2014年2月26日水曜日

自分に都合のよい物語

 
 毎日新聞の「白川道の人生相談」を紹介しよう。 70代男性からの以下の相談に答えている。 
傍若無人な若者
(相談)スマホしながら前を見ていない、歩道は猛スピードの自転車、電車では席を譲らないどころか、席に荷物を置いて座らせない・・・。昔が良かったとは言いませんが、いまの若者の傍若無人ぶりが許せません。一度注意したらキレられました。刺し違えてみたいと思う毎日です。
(答え)小生は担当者の迷惑も顧みず、未だに万年筆を使って原稿を書いています。スマホも持っていません。さすがに携帯電話は所持していますが、それとても、モシモシ、との通話をするだけで、他の機能は一切利用しません。
アナログ人間でメカ音痴ということもありますが、一番の理由は、あの人間味のない電子文字というやつが大嫌いなせいです。たしかに、パソコンやらスマホなどの普及は、人間社会に「効率」という二文字を与えはしましたが、その代償として、人間にとって最も大切な何か、を失わせたようにもおもっています。
今の若者の傍若無人ぶりーー。今に限らずむかしもそういう若者はいたはずですが、明らかに多くなっているのは疑いようがない。しかし今の若者はーーとひとくくりにするのは、そうではない若者も大勢いるので控えたい。
問題はどこにあるのでしょう。道徳観がなくなったからですか? 道徳というのは、国や時代によって変容しますから、そのせいばかりではない。教育の在り方にしても、同じようなものでしょう。では子供を躾ける親の責任ですか?
すこし小難しい話になるのですが、最近、政治や社会を論じる評論家や作家の先生方が、「反知性主義」という言葉をよく使うようです。「非」知性でも「無」知でもなく、「反」知性だと言うのですね。詳しい説明は避けますが、つまり、「自分が理解したいように世界を理解する態度」、あるいは、「自分に都合のよい物語」のなかに閉じこもる姿勢、のことを言うようです。こう言うと、いかにもジジイ臭くて嫌なのですが、小生の周囲の若者たちのなかには、この解釈に当てはまる人間を多く見かけます。
小生の小さかったころは、分からないことがあれば、先生や親、あるいは周囲に聞いたものです。本も読んだり、辞書も引いた。つまり、人間的な触れ合いのなかで知識を得たり、学習をしたのです。そこには、疑問から答えに到るまでの時間があったのです。時間があるから、考えることができた。

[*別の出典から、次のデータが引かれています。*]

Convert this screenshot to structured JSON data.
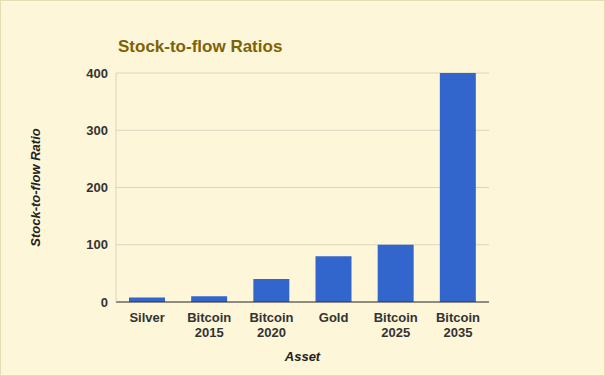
{
  "chart_data": {
    "type": "bar",
    "title": "Stock-to-flow Ratios",
    "x_label": "Asset",
    "y_label": "Stock-to-flow Ratio",
    "categories": [
      "Silver",
      "Bitcoin 2015",
      "Bitcoin 2020",
      "Gold",
      "Bitcoin 2025",
      "Bitcoin 2035"
    ],
    "values": [
      8,
      10,
      40,
      80,
      100,
      400
    ],
    "color": "#3366cc",
    "ylim": [
      0,
      400
    ],
    "yticks": [
      0,
      100,
      200,
      300,
      400
    ],
    "grid": true
  }
}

しかし今では、スマホやパソコンのボタン操作ひとつで済む。答えは瞬時にして得られる。考える時間もなくなったし、人間的な触れ合いもなくなってしまった。だからそこで得た等えは「自分に都合のよい物語」なのですね。
別の角度で言えば、今の若者たちも不幸なのです。でも、この流れは止まりますまい。小生も含めた年輩者たちにできることは、怒ることではなく、その都度、若者たちに温かい手を差し伸べることしかないでしょう。
「自分に都合のよい物語」だけでは、生きていけない。「自分に都合のよくない物語」にどう対応して行くかが問われているのである。そして、これは若者だけの問題ではない。